If possible, send a biopsy specimen for immunohistochemical (IHC) assay, culture, and polymerase chain reaction (PCR). The eschar site is better than secondary papulovesicular lesions for sensitivity of the IHC assay.[21]

Blood smears are not effective since R akari is usually located inside cells. Weil-Felix test findings are negative.

If acute titer results are negative, obtain convalescent sera after 6-8 weeks.

Other Tests

Organism culture, immunohistochemical staining, protein gel electrophoresis, and molecular analysis via PCR may be performed, usually at the reference laboratory level.[22] A newer multiplex real-time PCR of skin biopsy specimens has been shown to yield higher sensitivity in the diagnosis of rickettsialpox.[23]
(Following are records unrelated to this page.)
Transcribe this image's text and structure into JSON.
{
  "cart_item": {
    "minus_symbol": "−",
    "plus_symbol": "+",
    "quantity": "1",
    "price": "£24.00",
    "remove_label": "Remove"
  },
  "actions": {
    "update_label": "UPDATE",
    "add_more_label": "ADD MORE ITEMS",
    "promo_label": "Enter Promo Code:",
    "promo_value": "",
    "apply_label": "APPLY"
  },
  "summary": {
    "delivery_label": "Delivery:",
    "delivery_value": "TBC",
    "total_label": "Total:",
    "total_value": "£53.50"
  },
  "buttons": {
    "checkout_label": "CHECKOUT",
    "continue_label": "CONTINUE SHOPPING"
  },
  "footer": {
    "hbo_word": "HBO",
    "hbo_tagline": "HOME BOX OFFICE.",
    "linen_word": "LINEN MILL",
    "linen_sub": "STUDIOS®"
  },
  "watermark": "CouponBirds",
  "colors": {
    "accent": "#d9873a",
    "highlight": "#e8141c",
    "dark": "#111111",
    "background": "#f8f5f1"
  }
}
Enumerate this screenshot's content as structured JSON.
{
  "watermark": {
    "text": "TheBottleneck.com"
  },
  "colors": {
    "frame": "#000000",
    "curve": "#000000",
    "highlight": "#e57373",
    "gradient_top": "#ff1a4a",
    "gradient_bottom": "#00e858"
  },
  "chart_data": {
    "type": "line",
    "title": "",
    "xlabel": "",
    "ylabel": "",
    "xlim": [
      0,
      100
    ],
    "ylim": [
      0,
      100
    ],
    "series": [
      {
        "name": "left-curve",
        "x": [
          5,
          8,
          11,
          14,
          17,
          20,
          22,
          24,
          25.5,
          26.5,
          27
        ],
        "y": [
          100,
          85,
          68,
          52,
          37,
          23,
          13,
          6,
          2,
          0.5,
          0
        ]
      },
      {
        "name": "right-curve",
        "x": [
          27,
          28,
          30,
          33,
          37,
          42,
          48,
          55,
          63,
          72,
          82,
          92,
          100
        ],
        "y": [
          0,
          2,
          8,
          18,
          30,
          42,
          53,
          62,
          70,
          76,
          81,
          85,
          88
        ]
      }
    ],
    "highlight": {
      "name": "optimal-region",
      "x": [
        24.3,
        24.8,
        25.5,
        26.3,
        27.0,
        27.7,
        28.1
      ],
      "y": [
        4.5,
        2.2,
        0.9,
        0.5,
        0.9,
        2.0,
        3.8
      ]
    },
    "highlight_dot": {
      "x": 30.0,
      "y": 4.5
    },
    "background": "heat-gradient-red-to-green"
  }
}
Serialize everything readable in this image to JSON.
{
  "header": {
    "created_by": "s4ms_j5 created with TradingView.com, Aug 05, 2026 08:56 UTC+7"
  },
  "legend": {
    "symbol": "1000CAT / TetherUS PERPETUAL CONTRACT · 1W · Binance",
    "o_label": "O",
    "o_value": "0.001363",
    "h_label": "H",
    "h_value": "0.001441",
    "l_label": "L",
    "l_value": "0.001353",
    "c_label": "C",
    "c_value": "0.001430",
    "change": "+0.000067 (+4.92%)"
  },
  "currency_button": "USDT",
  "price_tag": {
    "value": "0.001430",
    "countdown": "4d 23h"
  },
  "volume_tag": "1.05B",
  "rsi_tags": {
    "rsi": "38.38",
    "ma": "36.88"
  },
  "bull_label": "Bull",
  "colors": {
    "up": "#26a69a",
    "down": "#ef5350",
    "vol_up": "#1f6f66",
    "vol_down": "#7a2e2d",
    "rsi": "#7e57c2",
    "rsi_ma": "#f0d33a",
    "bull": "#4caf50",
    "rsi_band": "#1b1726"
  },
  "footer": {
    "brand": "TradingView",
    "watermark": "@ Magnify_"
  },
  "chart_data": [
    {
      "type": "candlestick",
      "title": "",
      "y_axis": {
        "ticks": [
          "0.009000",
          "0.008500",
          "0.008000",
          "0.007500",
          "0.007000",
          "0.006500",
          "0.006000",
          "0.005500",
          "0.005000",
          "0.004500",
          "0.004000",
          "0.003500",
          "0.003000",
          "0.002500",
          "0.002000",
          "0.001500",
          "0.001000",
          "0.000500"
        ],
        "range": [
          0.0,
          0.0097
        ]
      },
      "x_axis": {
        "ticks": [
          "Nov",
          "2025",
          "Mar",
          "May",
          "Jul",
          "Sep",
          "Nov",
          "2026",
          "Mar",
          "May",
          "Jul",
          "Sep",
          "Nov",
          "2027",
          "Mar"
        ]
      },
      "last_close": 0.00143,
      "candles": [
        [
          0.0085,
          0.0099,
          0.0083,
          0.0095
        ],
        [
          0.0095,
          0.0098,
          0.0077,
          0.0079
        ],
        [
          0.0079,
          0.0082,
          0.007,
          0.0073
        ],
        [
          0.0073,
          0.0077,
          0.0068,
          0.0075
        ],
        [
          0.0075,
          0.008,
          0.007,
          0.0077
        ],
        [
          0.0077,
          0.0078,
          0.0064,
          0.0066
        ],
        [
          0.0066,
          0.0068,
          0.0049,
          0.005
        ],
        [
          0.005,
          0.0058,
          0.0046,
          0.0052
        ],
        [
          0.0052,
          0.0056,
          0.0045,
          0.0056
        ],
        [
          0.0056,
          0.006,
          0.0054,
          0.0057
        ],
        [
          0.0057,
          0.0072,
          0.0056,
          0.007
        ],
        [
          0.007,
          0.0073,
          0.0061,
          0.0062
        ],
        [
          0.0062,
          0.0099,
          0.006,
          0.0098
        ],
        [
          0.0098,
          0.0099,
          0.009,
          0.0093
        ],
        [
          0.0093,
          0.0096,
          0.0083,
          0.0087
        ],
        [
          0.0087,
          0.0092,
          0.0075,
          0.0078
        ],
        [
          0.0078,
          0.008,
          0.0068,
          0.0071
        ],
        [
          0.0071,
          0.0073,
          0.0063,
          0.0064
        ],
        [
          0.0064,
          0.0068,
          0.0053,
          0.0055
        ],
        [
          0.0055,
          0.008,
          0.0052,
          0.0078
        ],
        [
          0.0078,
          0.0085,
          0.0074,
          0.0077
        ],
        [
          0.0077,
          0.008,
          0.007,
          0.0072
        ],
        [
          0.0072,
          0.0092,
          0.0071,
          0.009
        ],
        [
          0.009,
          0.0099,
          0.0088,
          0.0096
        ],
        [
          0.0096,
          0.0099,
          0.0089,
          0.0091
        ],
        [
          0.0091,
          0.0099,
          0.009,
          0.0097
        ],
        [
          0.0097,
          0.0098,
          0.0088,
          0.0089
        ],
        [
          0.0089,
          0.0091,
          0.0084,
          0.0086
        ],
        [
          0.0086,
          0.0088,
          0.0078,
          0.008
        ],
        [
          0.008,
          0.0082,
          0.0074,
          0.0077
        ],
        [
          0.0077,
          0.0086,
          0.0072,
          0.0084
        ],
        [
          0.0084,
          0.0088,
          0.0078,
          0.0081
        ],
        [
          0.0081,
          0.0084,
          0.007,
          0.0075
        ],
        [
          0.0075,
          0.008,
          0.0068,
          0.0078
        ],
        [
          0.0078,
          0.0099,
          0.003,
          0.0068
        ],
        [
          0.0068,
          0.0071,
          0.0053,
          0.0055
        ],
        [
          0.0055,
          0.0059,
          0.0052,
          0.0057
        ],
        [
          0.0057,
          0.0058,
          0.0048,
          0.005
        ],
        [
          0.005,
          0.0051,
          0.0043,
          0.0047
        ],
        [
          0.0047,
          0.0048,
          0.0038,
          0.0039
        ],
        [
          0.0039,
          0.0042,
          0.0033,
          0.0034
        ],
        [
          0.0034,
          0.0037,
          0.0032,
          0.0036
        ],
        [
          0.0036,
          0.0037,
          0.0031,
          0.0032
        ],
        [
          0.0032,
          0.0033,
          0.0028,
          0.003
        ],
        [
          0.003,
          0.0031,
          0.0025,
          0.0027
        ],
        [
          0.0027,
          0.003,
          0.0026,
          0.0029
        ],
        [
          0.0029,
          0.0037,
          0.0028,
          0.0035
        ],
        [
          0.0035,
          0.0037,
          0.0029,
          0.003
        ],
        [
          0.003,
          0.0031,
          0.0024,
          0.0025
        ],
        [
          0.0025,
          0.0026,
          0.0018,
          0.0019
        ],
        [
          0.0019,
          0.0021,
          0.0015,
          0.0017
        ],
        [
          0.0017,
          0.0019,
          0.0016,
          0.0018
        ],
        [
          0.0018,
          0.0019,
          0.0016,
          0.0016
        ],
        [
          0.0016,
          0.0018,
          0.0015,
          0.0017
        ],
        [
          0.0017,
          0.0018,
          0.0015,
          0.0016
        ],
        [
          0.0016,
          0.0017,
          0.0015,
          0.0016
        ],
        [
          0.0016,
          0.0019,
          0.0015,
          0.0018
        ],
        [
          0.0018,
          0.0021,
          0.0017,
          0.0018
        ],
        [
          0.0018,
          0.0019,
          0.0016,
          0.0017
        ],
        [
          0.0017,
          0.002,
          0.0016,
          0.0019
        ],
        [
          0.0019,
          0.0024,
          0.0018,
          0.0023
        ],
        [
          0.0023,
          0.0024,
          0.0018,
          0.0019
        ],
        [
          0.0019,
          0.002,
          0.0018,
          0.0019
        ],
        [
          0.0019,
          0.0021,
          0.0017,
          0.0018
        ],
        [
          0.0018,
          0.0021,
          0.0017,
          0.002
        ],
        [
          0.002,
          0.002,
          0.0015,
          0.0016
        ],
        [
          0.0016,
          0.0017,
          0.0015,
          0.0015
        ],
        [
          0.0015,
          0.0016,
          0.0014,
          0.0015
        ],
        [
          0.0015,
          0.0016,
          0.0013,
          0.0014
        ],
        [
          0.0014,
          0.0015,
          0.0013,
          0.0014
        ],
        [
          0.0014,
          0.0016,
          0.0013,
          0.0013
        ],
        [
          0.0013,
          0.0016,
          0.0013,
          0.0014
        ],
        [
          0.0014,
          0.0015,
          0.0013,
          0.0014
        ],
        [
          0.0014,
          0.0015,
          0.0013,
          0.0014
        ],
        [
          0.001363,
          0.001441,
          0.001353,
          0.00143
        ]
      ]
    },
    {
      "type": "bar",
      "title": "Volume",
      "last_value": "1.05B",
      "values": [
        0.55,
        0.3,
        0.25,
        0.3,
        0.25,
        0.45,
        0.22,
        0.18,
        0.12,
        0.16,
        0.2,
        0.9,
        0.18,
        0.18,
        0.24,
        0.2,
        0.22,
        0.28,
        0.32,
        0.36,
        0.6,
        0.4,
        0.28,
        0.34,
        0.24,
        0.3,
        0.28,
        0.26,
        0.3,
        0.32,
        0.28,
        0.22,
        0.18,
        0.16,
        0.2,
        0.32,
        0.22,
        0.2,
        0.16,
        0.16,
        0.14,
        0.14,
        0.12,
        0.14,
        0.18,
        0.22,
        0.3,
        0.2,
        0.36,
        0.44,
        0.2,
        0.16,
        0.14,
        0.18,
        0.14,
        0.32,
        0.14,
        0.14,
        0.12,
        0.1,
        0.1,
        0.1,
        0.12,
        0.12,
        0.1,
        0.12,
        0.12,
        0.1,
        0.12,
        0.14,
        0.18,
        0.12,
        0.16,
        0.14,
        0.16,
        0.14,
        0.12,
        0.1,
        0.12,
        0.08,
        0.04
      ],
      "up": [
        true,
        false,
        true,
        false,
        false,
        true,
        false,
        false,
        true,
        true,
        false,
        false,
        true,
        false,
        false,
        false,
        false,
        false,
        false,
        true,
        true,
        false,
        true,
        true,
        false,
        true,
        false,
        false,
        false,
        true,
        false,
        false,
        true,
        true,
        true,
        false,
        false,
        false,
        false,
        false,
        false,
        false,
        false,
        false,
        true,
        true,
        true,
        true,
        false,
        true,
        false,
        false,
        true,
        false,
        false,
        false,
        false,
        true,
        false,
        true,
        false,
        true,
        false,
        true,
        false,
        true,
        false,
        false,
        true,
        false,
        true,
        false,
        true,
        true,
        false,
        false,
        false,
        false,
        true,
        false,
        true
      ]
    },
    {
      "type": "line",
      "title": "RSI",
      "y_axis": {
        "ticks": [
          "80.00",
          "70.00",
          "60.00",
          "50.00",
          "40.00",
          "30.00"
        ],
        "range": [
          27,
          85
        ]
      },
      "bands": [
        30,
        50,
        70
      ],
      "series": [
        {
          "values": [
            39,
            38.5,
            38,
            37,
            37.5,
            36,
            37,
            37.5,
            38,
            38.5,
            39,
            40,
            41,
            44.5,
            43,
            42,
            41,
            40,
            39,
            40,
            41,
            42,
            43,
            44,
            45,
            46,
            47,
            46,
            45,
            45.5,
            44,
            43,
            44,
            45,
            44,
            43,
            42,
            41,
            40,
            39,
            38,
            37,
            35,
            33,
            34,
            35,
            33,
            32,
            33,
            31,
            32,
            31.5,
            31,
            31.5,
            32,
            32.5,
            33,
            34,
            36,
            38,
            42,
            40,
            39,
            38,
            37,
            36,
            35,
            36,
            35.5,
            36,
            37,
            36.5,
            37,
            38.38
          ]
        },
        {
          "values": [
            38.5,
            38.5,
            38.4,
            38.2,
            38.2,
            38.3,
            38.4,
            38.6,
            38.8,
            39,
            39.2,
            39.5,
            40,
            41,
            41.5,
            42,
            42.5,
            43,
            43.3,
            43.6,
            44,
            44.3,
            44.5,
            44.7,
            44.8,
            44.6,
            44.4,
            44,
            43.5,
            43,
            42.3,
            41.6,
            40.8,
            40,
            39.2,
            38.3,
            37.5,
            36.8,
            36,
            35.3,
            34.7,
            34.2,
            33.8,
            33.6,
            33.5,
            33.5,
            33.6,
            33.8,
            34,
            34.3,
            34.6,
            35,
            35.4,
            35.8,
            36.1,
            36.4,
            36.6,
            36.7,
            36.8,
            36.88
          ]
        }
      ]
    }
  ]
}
Giemsa stains of tissue specimens may reveal extremely small coccobacillary intracellular bacteria.

Histologic Findings

Skin biopsies are not routinely obtained to confirm a diagnosis of rickettsialpox. If collected, biopsy samples show epidermal infiltration by mononuclear cells and necrosis of the dermis and epidermis. Inflammation around blood vessels with thrombi and extravasation of red blood cells may also be observed. Vacuolar degeneration of basal cell layers and granulomatous inflammation is consistently present.[24]



Medical Care

Rickettsialpox is a self-limited disease; however, antibiotics hasten defervescence and provide relief of other systemic symptoms. A presumptive diagnosis of rickettsialpox can be made based on high clinical suspicion in the correct geographic context, and empiric antimicrobial therapy can be appropriately prescribed. The treatment of choice is doxycycline 100 mg administered orally twice daily until the patient has clinically recovered for approximately 48 hours. Usually, 5-7 days is sufficient. Supportive and symptomatic therapy may also be provided.


If antibiotics cause no response within 48 hours, seek an alternate diagnosis.



Medication Summary

A brief course of a tetracycline antibiotic is recommended. Quinolones may also be considered. Chloramphenicol is an alternate treatment but is not usually recommended because of substantial toxicity.


Class Summary

Empiric antimicrobial therapy must be comprehensive and should cover all likely pathogens in the context of the clinical setting.

Doxycycline (Bio-Tab, Doryx, Vibramycin, Doxy)

Inhibits protein synthesis and, thus, bacterial growth by binding to 30S and possibly 50S ribosomal subunits of susceptible bacteria.




Measures aimed at controlling rodent population and their mite ectoparasites should be instituted.

No human-to-human transmission occurs.

No vaccine is available.


Prognosis is excellent.

Rickettsialpox is usually a self-limited disease.

No fatalities have been reported.

Despite cross-reactivity with other members of the spotted-fever group, cross-immunity to other agents is not conferred upon recovery from rickettsialpox.